Options for build/1.

Functions

Build a SigLIP encoder model.

Get the default hidden size.

Get the default projection dimension.

Get the default temperature.

Compute SigLIP loss between two sets of embeddings.

Compute SigLIP loss using log temperature parameter.

Types

build_opt()

@type build_opt() ::
  {:input_dim, pos_integer()}
  | {:embed_dim, pos_integer()}
  | {:projection_dim, pos_integer()}
  | {:hidden_size, pos_integer()}
  | {:temperature_init, float()}

Options for build/1.

Functions

build(opts \\ [])

@spec build([build_opt()]) :: {Axon.t(), struct()}

Build a SigLIP encoder model.

Options

  • :input_dim or :embed_dim - Input feature dimension (required)
  • :projection_dim - Projection head output dimension (default: 256)
  • :hidden_size - Hidden dimension (default: 512)
  • :temperature_init - Initial temperature value (default: 1.0)

Returns

Tuple of {encoder_model, temperature_param} where:

  • encoder_model is an Axon model mapping inputs to normalized embeddings
  • temperature_param is an Axon parameter for learnable temperature

default_hidden_size()

@spec default_hidden_size() :: pos_integer()

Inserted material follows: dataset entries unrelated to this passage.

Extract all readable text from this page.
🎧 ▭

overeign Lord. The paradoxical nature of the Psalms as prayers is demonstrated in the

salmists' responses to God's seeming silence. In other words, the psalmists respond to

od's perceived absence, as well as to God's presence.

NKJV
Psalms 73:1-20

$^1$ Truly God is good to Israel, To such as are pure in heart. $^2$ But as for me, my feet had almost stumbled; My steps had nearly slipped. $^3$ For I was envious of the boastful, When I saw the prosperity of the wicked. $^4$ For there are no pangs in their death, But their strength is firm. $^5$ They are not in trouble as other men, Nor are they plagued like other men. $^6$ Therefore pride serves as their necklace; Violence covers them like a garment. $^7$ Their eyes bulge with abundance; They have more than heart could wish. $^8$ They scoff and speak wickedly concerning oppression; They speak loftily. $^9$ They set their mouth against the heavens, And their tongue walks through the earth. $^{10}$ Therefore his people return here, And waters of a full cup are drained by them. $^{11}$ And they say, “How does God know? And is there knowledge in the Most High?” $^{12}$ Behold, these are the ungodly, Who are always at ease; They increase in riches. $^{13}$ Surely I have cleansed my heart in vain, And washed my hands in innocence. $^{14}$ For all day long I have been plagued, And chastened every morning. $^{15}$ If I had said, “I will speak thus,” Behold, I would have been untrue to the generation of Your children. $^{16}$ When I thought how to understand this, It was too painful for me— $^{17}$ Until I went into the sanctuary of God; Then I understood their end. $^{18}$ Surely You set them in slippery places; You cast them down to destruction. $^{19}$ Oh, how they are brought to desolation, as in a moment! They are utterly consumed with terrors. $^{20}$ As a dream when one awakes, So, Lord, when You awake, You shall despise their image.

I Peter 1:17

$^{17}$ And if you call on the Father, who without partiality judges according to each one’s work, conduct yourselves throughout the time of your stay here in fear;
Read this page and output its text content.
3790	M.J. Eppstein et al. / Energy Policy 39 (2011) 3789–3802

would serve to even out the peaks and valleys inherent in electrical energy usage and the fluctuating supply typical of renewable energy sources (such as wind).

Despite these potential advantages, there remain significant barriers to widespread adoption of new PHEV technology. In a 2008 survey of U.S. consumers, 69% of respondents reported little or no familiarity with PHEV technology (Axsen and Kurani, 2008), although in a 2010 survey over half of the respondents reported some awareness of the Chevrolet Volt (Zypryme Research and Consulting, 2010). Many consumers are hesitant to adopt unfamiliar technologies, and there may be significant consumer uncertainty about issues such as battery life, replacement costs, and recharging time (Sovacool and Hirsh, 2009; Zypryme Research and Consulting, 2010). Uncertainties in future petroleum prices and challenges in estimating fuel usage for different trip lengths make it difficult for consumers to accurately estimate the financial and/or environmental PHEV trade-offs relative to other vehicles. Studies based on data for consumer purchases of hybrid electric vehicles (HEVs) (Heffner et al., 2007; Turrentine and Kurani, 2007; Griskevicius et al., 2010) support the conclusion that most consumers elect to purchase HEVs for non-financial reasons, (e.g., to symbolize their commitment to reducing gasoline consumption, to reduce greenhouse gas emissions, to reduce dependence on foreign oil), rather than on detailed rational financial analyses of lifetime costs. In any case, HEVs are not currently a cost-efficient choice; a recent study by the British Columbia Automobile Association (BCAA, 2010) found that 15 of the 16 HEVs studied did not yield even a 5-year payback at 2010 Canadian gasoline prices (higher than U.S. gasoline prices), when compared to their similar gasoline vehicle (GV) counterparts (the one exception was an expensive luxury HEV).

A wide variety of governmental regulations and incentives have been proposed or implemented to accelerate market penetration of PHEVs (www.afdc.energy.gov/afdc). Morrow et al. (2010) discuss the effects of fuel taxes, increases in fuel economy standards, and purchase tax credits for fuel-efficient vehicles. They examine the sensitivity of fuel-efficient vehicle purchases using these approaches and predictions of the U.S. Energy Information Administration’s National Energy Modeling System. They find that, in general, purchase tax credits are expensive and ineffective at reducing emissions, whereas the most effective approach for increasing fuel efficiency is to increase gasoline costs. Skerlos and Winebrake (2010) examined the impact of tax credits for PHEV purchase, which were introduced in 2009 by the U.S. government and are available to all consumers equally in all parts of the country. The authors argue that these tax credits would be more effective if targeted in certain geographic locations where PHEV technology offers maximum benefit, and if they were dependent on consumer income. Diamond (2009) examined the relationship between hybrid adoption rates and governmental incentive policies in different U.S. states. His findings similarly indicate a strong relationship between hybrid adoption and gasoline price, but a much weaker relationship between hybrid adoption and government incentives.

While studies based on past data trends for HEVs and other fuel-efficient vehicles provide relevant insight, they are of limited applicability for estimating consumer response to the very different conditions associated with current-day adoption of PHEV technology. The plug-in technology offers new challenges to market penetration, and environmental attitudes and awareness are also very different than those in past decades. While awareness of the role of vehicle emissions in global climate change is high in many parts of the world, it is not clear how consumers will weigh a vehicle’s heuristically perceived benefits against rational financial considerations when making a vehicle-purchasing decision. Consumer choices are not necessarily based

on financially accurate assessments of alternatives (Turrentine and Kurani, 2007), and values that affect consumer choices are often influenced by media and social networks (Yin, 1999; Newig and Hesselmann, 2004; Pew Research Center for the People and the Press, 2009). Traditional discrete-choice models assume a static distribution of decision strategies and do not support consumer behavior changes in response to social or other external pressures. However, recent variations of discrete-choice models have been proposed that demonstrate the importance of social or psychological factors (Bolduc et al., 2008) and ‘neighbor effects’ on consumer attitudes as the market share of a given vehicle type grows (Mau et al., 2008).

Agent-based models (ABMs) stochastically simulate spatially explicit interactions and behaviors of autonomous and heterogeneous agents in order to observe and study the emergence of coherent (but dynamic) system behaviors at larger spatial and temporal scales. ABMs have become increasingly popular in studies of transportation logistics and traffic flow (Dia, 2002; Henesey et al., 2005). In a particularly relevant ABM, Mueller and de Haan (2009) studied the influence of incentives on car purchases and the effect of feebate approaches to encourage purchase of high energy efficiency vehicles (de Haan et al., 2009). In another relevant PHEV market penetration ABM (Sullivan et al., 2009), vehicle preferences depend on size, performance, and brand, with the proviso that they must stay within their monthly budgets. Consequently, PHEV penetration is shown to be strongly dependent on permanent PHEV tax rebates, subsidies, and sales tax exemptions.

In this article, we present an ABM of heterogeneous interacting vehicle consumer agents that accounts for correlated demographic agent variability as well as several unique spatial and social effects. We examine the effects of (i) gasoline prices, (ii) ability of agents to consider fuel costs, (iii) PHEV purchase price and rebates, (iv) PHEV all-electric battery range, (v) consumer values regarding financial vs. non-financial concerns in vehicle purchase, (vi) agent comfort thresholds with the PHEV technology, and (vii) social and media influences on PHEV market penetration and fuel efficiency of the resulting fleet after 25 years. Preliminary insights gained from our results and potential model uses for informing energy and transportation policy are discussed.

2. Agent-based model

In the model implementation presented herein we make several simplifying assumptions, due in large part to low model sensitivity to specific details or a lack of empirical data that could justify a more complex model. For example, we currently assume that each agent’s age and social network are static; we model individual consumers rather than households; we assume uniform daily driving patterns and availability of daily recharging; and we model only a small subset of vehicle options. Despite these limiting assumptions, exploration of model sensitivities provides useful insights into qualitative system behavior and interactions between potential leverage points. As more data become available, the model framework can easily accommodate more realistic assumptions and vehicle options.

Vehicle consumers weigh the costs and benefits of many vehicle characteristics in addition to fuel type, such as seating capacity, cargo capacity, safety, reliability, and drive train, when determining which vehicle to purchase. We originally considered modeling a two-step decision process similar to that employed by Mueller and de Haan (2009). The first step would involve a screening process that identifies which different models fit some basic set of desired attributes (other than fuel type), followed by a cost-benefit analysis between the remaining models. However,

Get the default hidden size.

default_projection_dim()

@spec default_projection_dim() :: pos_integer()

Get the default projection dimension.

default_temperature()

@spec default_temperature() :: float()

Get the default temperature.

loss(z_a, z_b, opts \\ [])

@spec loss(Nx.Tensor.t(), Nx.Tensor.t(), keyword()) :: Nx.Tensor.t()

Compute SigLIP loss between two sets of embeddings.

Parameters

  • z_a - Embeddings from modality A (e.g., images): [batch, dim]
  • z_b - Embeddings from modality B (e.g., text): [batch, dim]

Options

  • :temperature - Temperature scaling (default: 1.0)
  • :log_temperature - Log temperature (overrides :temperature if provided)

Returns

Scalar loss tensor.

Notes

Assumes diagonal pairs (z_a[i], z_b[i]) are positive matches. All other pairs are treated as negatives.

loss_with_log_temp(z_a, z_b, log_temperature)

@spec loss_with_log_temp(Nx.Tensor.t(), Nx.Tensor.t(), Nx.Tensor.t()) :: Nx.Tensor.t()

Compute SigLIP loss using log temperature parameter.

Convenience function that takes the log temperature directly (useful when temperature is a learnable parameter in log space).